MessageSujet: Appartement du Grand Chambellan itinérant   Lun 10 Nov - 0:09

Nebisa a écrit:
Au soir du bal

Devant la cheminée ou flambe une brassée de bois suffisant pour baigner la pièce d'une douce chaleur, la Comtesse de Ségur, enveloppée d'une pelisse de fourrure, évidement hors de prix, fixe pensivement les flammes dansantes...

Elle n'irait pas au bal... Tout d'abord, elle avait encore souffert de contractions dans la journée, en suite nul ne s'apercevrait de son absence et pour finir, elle ne rentrait plus dans aucune robe susceptible d'allumer dans un œil masculin une lueur de convoitise... aucun homme non, pas même celui qui lui avait juré de l'aimer, de la protéger, d'être là pour elle ... celui qui l'avait engrossé pour en suite se désintéresser d'elle...

Plongée dans ses pensées, travaux du Louvre, dossiers en attente etc, la Malemort avait fini par s'endormir quand un page vint doucement frapper à la porte pour lui indiquer l'arrivée d'un visiteur demandant à être introduit auprès d'elle.

L'heure tardive, la tenue des festivités en l'honneur du Roy tout ceci aurait pourtant dut décourager d'éventuels solliciteurs... Se disant qu'il s'agissait surement de nouvelles du Limousin, et qu'un messager ne serait pas troublé d'être ainsi reçu, la Malemort ordonna que l'on conduise l'homme jusqu'au salon, sans s'inquiéter d'être vue les cheveux lâchés, uniquement vêtue de sa tenue de nuit, une longue chemise de lin blanche, piquée de dentelle sur la poitrine, recouverte d'une pelisse en fourrure de renard des neiges.
Tithieu a écrit:
"Patientez, je vais l'avertir de vostre présence."

Il opine du chef, muré dans un silence de plomb, les traits de son visage déformés par l'anxiété et la gravité de son humeur.

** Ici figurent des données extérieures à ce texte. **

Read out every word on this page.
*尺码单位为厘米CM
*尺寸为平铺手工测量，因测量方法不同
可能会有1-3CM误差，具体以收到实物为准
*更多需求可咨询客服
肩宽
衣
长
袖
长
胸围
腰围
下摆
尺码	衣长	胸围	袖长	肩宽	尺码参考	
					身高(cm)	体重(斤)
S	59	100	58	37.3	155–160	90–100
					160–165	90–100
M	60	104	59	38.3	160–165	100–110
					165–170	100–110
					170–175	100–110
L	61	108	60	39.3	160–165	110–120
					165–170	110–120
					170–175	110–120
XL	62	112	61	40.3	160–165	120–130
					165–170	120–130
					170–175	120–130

Derrière luy, qui attend sur le parvis de l'une des nombreuses entrées du Palais Ducal, la nuit tombe sur Clermont et la cour du Palais, enveloppant les pierres et les gens de son drap de velours étoilé. La froideur saisonnière est également au rendez-vous, marquant d'un joli rouge-bleu les extrémités exposées des gardes en faction autour de l'édifice. On lit dans le regard de ceux là la haste de voir leur quart prendre fin, pour rejoindre la chaleur précaire de leur lit d'aplomb, ou la paille de l'écurie dans laquelle ils se nichent.
Pensif, le Penthièvre tripote dans son dos dix doigts nerveux, retenant à grand peine ses jambes prestes à l'entrainer dans une ronde excitée. L'accueil que luy a réservé le Bourbonnais-Auvergne est des plus méchant, et son humeur déjà naturellement désastreuse s'en ressent.


"Si vous voulez bien me suivre, la Comtesse va voir recevoir..."

Oui da, je gèle ici.


Il acquièse d'un bref mouvement du menton, et emboite le pas du valet de la mesnie Malemort, savourant le contact de ses pieds bottés avec les pierres de taille qui pavent l'intérieur, dont la chaleur contraste avec le froid du parvis empierré, que le gel et l'humidité ont rapidement investit.

Il y a à franchir quelques portes de service ; il n'a visiblement pas choisi la bonne entrée, vu les regards interloqués que luy adressent certains cuisiniers et aultres pâtissiers tout affairés à préparer le bal qui aurait lieu dans quelques heures. Ceste entrée en matière peu conventionnelle aura au moins le mérite d'estre discrète, et d'éviter qu'il ne se fasse reconduire à l'entrée par les Auvergnats de la COBA avant mesme d'avoir pu goûter aux mets riches que promettait le banquet advenir.
Un escalier, un second. L'endroit est fort peu éclairé, et mal chauffé. Il n'a décidément pas suivi la voie adéquate à son rang... Mais après tout, toutes les routes mènent à Rome... Ou serait-ce au cimetière ? Enfin...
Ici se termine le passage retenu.